If "readOnly" has a value of boolean true, it indicates that the value of the instance is managed exclusively by the owning authority, and attempts by an application to modify the value of this property are expected to be ignored or rejected by that owning authority.

An instance document that is marked as "readOnly" for the entire document MAY be ignored if sent to the owning authority, or MAY result in an error, at the authority's discretion.

[...]

For example, "readOnly" would be used to mark a database-generated serial number as read-only, while "writeOnly" would be used to mark a password input field.

A verification if a readOnly property was modified, can only be done by an API's specific backend logic, i.e. not by a generic validator comparing only the request against the OpenAPI. If we want to adopt this OpenAPI 3.1 spec as guideline, we should make sure the validators used in API Gateways (like the atlassian one), are not rejecting readOnly request properties.

JDMKSZ commented 7 months ago

Personally, I prefer the "SHOULD" in combination with the JSON Schema standard explanation "...are expected to be ignored or rejected by that owning authority". This leaves the freedom to either reject or ignore the property. As you point out, our tools and/or platforms might all react differently, and we don't have this behavior under control, so it would be hard to enforce this. Also, it allows a different reaction depending on the situation, which might be necessary in some cases?

clone1612 commented 7 months ago

If we want to adopt this OpenAPI 3.1 spec as guideline, we should make sure the validators used in API Gateways (like the atlassian one), are not rejecting readOnly request properties.

Even though the Atlassian features page indicate the properties are supported it doesn't actually validate them.

Looking at this issue it's unclear if that's intended, debugging I discovered it's a side-effect of the underlying json-schema-validator which only supports validation of JSON schemas up to draft-04, while readOnly was only added in draft-07.

pvdbosch commented 7 months ago

REST WG is okay to change the guideline to the OpenAPI 3.1 spec behavior (i.e. property is managed by the authority). I'll amend the existing PR #156

pvdbosch commented 7 months ago

Added to PR #156, ready for review next WG. Upon re-reading, we're now a bit stricter than OpenAPI 3.1: we're forbidding properties being readOnly and required, while OpenAPI 3.1 does allow it. If a property is readOnly and required under OpenAPI 3.1, it must still be present in requests, but risks being rejected or ignored if its value is different from the one managed by the server (i.e. owning authority).

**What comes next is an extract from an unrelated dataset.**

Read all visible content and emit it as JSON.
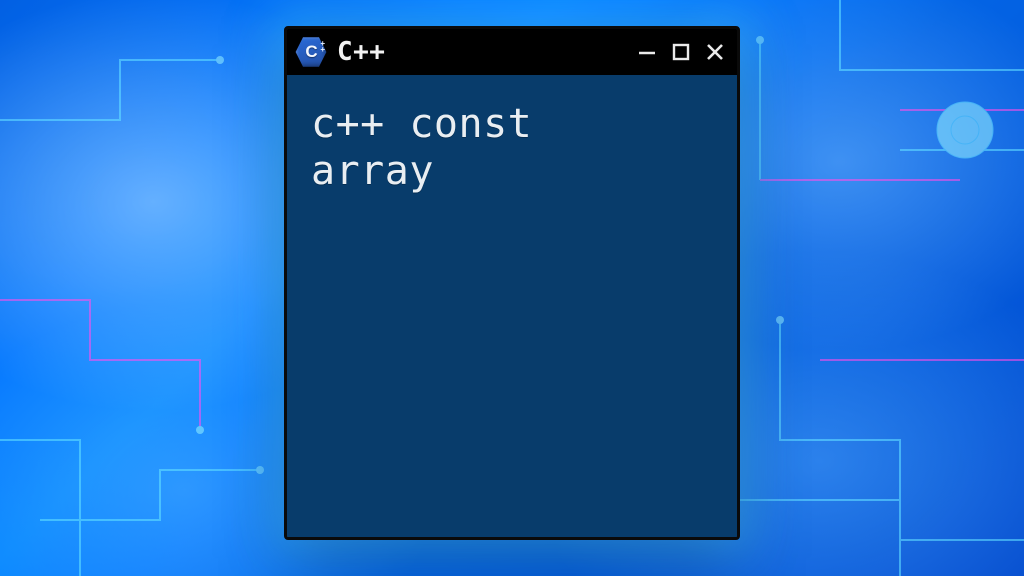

We might also consider allowing it, and formulate it as:

This would allow a schema with a required "id" to be used for both PUT requests as for GET responses if clients fill in correct "id". However, there would still be a problem to reuse that schema when creating a new resource, bc the client would be required to fill in a dummy value that the server has to ignore.

pvdbosch commented 4 months ago

PR is merged. It's kept a bit stricter than OAS 3.1 (see previous comment) in order to be compatible with both OpenAPI 3.0 and 3.1.